Les pieds dans le plat
De passage à Colmar pour le lancement de la Collectivité européenne d’Alsace (CeA), le Premier ministre Jean Castex a critiqué l’existence des grandes Régions.
On ne sait pas si Jean Castex a mesuré dans quel plat il mettait les pieds, lors de son passage à Colmar le 23 janvier. Pouvait-il ignorer le caractère souvent explosif des relations entre les élus alsaciens et ceux de la Région Grand Est, et le climat de contestation qui règne encore en Alsace quant à l’existence même de cette Région ?
Toujours est-il que le Premier ministre a joué, volontairement ou pas, les éléphants dans un magasin de porcelaine. Là où il aurait pu se contenter de se réjouir de l’existence d’une nouvelle collectivité, il est allé beaucoup plus loin, en déclarant notamment : “Le désir de retrouver une Alsace reconnue ne constitue ni une lubie folklorique, ni une menace à l’unité de la République. Au-delà de l’Alsace, je voudrais vous faire une confidence personnelle : je n’ai jamais été convaincu par la création de ces immenses régions, dont certaines ne répondent à aucune légitimité historique et surtout ne me paraissent pas répondre aux besoins grandissants de nos concitoyens pour une action publique de proximité.”
Le Premier ministre a par ailleurs indiqué avoir demandé à la préfète de Région d’entamer “sans délai avec les élus de la CEA la négociation d’un accord de relance, qui permettra de co-financer avec l’État des projets pourvoyeurs d’activité et d’emplois pour les deux années à venir. Une fois cette étape franchie, je suis favorable à ce que nous allions plus loin et que nous élargissions les compétences de la nouvelle collectivité, dans le cadre d’un dialogue avec l’ensemble des parties prenantes”.
De quoi réjouir les élus départementaux de l’Alsace, à l’image du premier président de la nouvelle collectivité Frédéric Bierry, qui a rappelé qu’il souhaitait “le démembrement de la région Grand Est, permettant de reconstituer une région Alsace”, et précisant que quitter la région Grand Est constituait une demande récurrente de la part des élus alsaciens.

De quoi en revanche faire bondir les élus du Grand Est, à commencer par leur président l’Alsacien (et ancien maire de Mulhouse) Jean Rottner, très déçu des déclarations ministérielles, prononcées en présence de quatre ministres de la République : “Est-ce qu’un Premier ministre s’exprime à titre personnel ? Je ne pense pas. Le président de la République avait dit qu’on ne redécouperait pas les régions, cette prise de parole décrédibilise la parole publique et la continuité de l’Etat”, at-il fermement dénoncé.

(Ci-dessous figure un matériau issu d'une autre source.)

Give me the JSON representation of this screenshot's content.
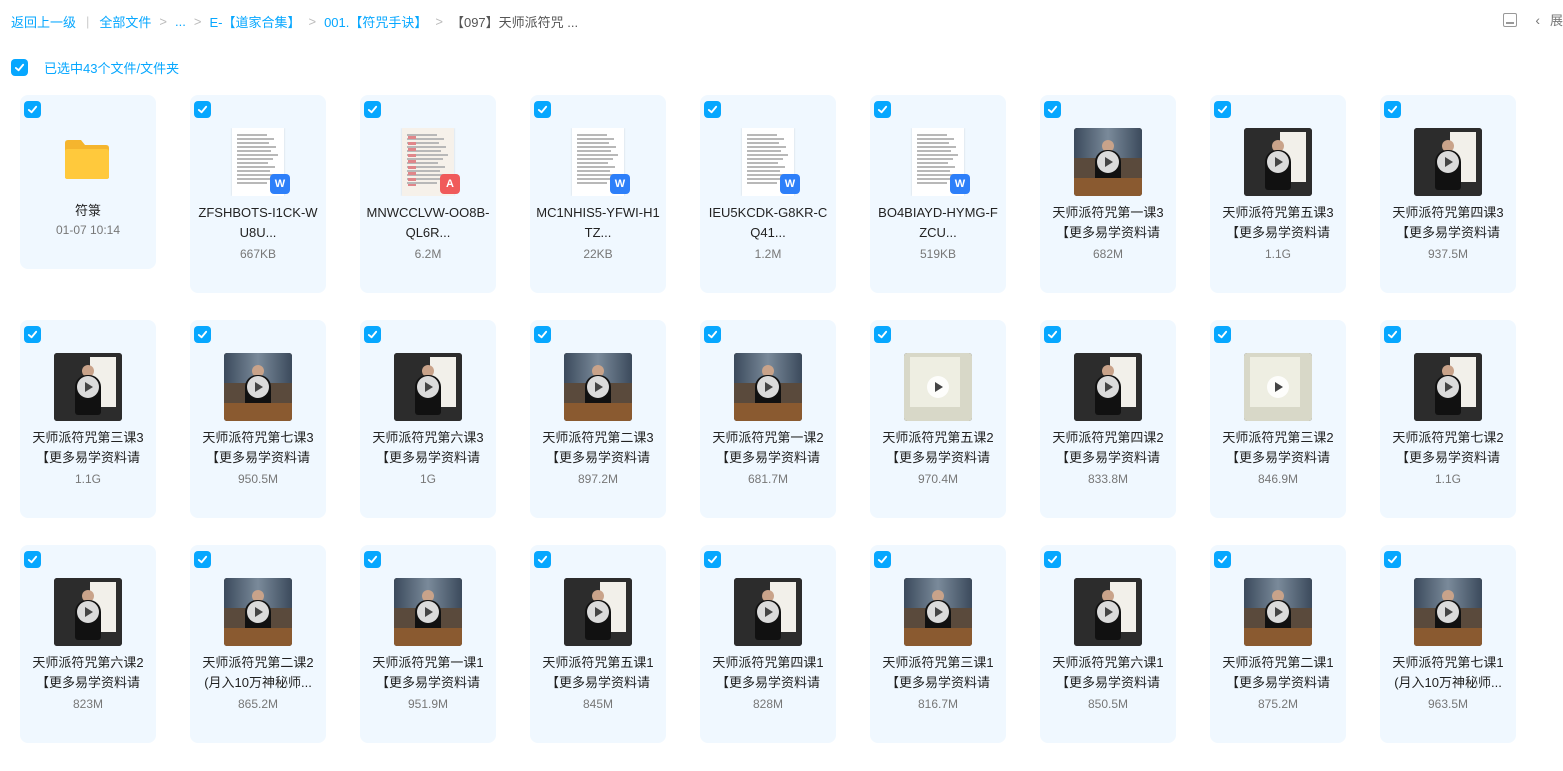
{
  "breadcrumb": {
    "back": "返回上一级",
    "items": [
      "全部文件",
      "...",
      "E-【道家合集】",
      "001.【符咒手诀】",
      "【097】天师派符咒 ..."
    ]
  },
  "toolbar": {
    "collapse_label": "展"
  },
  "selection": {
    "text": "已选中43个文件/文件夹"
  },
  "colors": {
    "accent": "#06a7ff",
    "card_bg": "#f0f8ff",
    "word": "#2d7ff9",
    "pdf": "#f05a5a",
    "folder": "#ffc93c"
  },
  "icons": {
    "checkbox": "check-icon",
    "folder": "folder-icon",
    "word": "word-icon",
    "pdf": "pdf-icon",
    "play": "play-icon"
  },
  "files": [
    {
      "kind": "folder",
      "name": "符箓",
      "meta": "01-07 10:14"
    },
    {
      "kind": "word",
      "name": "ZFSHBOTS-I1CK-WU8U...",
      "meta": "667KB"
    },
    {
      "kind": "pdf",
      "name": "MNWCCLVW-OO8B-QL6R...",
      "meta": "6.2M"
    },
    {
      "kind": "word",
      "name": "MC1NHIS5-YFWI-H1TZ...",
      "meta": "22KB"
    },
    {
      "kind": "word",
      "name": "IEU5KCDK-G8KR-CQ41...",
      "meta": "1.2M"
    },
    {
      "kind": "word",
      "name": "BO4BIAYD-HYMG-FZCU...",
      "meta": "519KB"
    },
    {
      "kind": "video",
      "name": "天师派符咒第一课3【更多易学资料请",
      "meta": "682M",
      "scene": "table"
    },
    {
      "kind": "video",
      "name": "天师派符咒第五课3【更多易学资料请",
      "meta": "1.1G",
      "scene": "board"
    },
    {
      "kind": "video",
      "name": "天师派符咒第四课3【更多易学资料请",
      "meta": "937.5M",
      "scene": "board"
    },
    {
      "kind": "video",
      "name": "天师派符咒第三课3【更多易学资料请",
      "meta": "1.1G",
      "scene": "board"
    },
    {
      "kind": "video",
      "name": "天师派符咒第七课3【更多易学资料请",
      "meta": "950.5M",
      "scene": "table"
    },
    {
      "kind": "video",
      "name": "天师派符咒第六课3【更多易学资料请",
      "meta": "1G",
      "scene": "board"
    },
    {
      "kind": "video",
      "name": "天师派符咒第二课3【更多易学资料请",
      "meta": "897.2M",
      "scene": "table"
    },
    {
      "kind": "video",
      "name": "天师派符咒第一课2【更多易学资料请",
      "meta": "681.7M",
      "scene": "table"
    },
    {
      "kind": "video",
      "name": "天师派符咒第五课2【更多易学资料请",
      "meta": "970.4M",
      "scene": "paper"
    },
    {
      "kind": "video",
      "name": "天师派符咒第四课2【更多易学资料请",
      "meta": "833.8M",
      "scene": "board"
    },
    {
      "kind": "video",
      "name": "天师派符咒第三课2【更多易学资料请",
      "meta": "846.9M",
      "scene": "paper"
    },
    {
      "kind": "video",
      "name": "天师派符咒第七课2【更多易学资料请",
      "meta": "1.1G",
      "scene": "board"
    },
    {
      "kind": "video",
      "name": "天师派符咒第六课2【更多易学资料请",
      "meta": "823M",
      "scene": "board"
    },
    {
      "kind": "video",
      "name": "天师派符咒第二课2(月入10万神秘师...",
      "meta": "865.2M",
      "scene": "table"
    },
    {
      "kind": "video",
      "name": "天师派符咒第一课1【更多易学资料请",
      "meta": "951.9M",
      "scene": "table"
    },
    {
      "kind": "video",
      "name": "天师派符咒第五课1【更多易学资料请",
      "meta": "845M",
      "scene": "board"
    },
    {
      "kind": "video",
      "name": "天师派符咒第四课1【更多易学资料请",
      "meta": "828M",
      "scene": "board"
    },
    {
      "kind": "video",
      "name": "天师派符咒第三课1【更多易学资料请",
      "meta": "816.7M",
      "scene": "table"
    },
    {
      "kind": "video",
      "name": "天师派符咒第六课1【更多易学资料请",
      "meta": "850.5M",
      "scene": "board"
    },
    {
      "kind": "video",
      "name": "天师派符咒第二课1【更多易学资料请",
      "meta": "875.2M",
      "scene": "table"
    },
    {
      "kind": "video",
      "name": "天师派符咒第七课1(月入10万神秘师...",
      "meta": "963.5M",
      "scene": "table"
    }
  ]
}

Rappelons au passage que les Alsaciens avaient rejeté la fusion des deux Départements lors du référendum du 7 avril 2013. Si les Bas-Rhinois avaient voté majoritairement pour, les Haut-Rhinois l’avaient massivement refusée, à 57,74%, lors d’un scrutin qui avait vu le taux d’abstention dépasser les 65%. Comme si ce débat sur la réunification semblait intéresser davantage les élus des deux Départements… que les Alsaciens eux-mêmes.
Une collectivité supplémentaire
Issue de la fusion des conseils départementaux du Bas-Rhin et du Haut-Rhin, la Collectivité européenne d’Alsace (CeA) a été installée le 2 janvier à Colmar. Frédéric Bierry, ex-président du conseil départemental du Bas-Rhin et qui était le seul candidat, a été élu président de la nouvelle assemblée.
Au regard de la Constitution, la CeA n’a pas de statut particulier comme la Corse. Elle conserve deux préfets et deux préfectures d’Etat, contre un seul conseil départemental aux pouvoirs supplémentaires.
Cette organisation politique et administrative est composée de 80 conseillers d’Alsace représentant les cantons du Haut-Rhin et du Bas-Rhin, soit 40 binômes hommes/femmes.
Les services et politiques de la CeA sont ceux des deux conseils départementaux auxquels s’ajoutent des compétences spécifiques et particulières à l’Alsace, liées notamment à sa situation géographique.
La CeA « représente une seule collectivité qui agit dans la proximité à l’échelle de l’Alsace et avec ses voisins transfrontaliers, l’Allemagne et la Suisse. Son statut unique est renforcé par sa position dans l’espace rhénan et les institutions européennes qui lui donnent une importance particulière en Europe ».
En plus des compétences habituelles des Départements, la CeA récupère quelques compétences supplémentaires : coopération transfrontalière, bilinguisme et enseignement de la langue régionale, tourisme et développement, routes nationales dont l’A35 et l’A36 ; et enfin la culture et le patrimoine régional. Mais elle ne se substitue pas à la région Grand est. La nouvelle collectivité compte 6.200 agents pour 1,9 million d’habitants. Et un budget de 2 milliards d’euros.